Neptune Orient Lines (NOL) has reported a net loss of US$67 million for the first half of 2011, after registering a $1 million in net profit in the same period a year ago.

NOL said that unless the weakened trade demand improves and continued pressure on freight rates eases, the company will post a full-year loss.

The company saw a 9 percent revenue increase in the first half of 2011 to $4.595 billion and a loss in core earnings before interest and taxes of US$28 million.

First-half 2011 results were affected by higher operating costs, especially for fuel, and declining freight rates.

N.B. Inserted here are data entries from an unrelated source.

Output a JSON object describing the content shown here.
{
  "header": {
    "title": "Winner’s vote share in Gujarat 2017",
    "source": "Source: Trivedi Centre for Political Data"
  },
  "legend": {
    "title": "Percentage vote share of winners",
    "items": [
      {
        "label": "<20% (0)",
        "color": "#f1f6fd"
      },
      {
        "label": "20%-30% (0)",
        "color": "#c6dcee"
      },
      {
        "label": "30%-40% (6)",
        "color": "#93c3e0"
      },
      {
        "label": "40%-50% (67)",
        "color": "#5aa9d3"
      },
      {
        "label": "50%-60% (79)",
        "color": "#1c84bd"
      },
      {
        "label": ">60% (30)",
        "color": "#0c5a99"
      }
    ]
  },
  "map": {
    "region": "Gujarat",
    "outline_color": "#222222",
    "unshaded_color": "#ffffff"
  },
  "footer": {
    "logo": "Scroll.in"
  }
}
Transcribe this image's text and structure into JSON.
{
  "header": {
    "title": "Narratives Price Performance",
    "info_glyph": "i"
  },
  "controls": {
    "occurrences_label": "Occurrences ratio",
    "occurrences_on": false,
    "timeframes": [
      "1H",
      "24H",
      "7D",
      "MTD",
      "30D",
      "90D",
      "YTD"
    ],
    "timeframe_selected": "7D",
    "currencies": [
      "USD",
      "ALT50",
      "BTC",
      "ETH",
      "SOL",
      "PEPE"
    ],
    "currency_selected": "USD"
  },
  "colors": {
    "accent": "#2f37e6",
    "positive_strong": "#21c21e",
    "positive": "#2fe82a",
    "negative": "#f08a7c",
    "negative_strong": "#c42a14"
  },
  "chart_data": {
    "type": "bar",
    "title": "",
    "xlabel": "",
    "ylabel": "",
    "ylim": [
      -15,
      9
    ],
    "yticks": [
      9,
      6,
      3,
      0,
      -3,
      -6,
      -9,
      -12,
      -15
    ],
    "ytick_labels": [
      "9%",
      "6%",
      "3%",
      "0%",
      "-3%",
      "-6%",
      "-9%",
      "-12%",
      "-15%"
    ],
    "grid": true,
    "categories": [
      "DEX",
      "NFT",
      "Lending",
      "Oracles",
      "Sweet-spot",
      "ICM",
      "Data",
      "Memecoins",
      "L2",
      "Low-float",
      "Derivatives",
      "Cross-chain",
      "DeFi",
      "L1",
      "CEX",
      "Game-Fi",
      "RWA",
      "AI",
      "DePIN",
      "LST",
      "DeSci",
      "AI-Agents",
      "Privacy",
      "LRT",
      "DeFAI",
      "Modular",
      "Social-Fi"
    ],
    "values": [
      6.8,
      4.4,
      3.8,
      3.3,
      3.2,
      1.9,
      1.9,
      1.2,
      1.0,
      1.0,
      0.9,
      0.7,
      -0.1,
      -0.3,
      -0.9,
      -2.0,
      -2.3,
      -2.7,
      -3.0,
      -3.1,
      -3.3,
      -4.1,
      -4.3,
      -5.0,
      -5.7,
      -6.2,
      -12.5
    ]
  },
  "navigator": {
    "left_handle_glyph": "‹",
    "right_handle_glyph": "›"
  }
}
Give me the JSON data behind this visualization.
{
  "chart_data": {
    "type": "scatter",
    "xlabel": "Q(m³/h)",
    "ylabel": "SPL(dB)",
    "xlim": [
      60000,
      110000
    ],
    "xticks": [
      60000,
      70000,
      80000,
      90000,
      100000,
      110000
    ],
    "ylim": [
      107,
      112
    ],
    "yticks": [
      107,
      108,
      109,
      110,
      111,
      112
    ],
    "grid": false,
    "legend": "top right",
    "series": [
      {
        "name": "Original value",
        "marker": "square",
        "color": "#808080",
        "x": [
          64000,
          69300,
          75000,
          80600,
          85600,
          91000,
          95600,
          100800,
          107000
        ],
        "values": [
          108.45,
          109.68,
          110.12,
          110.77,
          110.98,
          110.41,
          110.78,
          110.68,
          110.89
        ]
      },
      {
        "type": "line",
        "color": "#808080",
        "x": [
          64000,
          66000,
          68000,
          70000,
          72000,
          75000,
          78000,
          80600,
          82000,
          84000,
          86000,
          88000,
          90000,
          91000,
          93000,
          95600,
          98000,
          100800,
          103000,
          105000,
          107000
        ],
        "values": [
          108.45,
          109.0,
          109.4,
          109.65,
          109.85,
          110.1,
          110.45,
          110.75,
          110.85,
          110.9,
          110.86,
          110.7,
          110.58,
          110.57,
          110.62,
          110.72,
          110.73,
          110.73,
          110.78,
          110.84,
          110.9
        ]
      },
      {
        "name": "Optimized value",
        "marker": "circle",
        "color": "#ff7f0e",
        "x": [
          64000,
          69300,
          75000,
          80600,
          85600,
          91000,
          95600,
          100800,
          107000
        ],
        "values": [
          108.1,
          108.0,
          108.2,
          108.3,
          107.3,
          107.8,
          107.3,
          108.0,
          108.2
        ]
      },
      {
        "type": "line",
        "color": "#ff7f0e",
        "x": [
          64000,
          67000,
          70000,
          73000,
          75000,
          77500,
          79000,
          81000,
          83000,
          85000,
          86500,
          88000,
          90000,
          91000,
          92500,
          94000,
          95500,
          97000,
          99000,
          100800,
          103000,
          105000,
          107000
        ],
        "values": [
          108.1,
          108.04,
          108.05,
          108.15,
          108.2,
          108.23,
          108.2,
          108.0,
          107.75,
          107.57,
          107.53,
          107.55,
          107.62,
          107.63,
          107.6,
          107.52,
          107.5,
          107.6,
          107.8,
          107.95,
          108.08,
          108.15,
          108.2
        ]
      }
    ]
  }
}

“Conditions are challenging throughout the shipping industry,” said Ronald Widdows, NOL’s chief executive officer. “In this environment we are working aggressively to bring down costs while keeping our assets well utilized.”

APL, the company’s liner shipping business, reported a revenue of $4 billion in the first half of 2011, up 7 percent from a year ago. Volume increased 8 percent.

Revenue per FEU (40-foot equivalent unit) declined 3 percent, mainly due to lower freight rates in the Asia-Europe trade. Vessel utilization in the first and second quarters of 2011 was 92 percent and 91 percent, respectively.

“Rate pressure, coupled with a 23 percent year-on-year fuel price increase in the first half of 2011, negated the benefit of higher volume,” said Kenneth Glenn, APL president. “Our job now is to accelerate revenue growth while managing down costs in every aspect of our business, from terminal operations to the way we procure all other services.”

APL Logistics, NOL’s supply chain management business, increased revenue 18 percent in the first half of 2011 to $682 million. Core EBIT increased 22 percent from 2010 to $33 million. The increases were attributed primarily to gains in contract logistics, which includes rail and land transport business as well as auto logistics, and international services.

“Increased volume in most of our business lines is driving revenue higher,” said Jim McAdam, APL Logistics president. “We are encouraged by the increasing contribution of emerging markets, particularly in China, to our first-half performance.”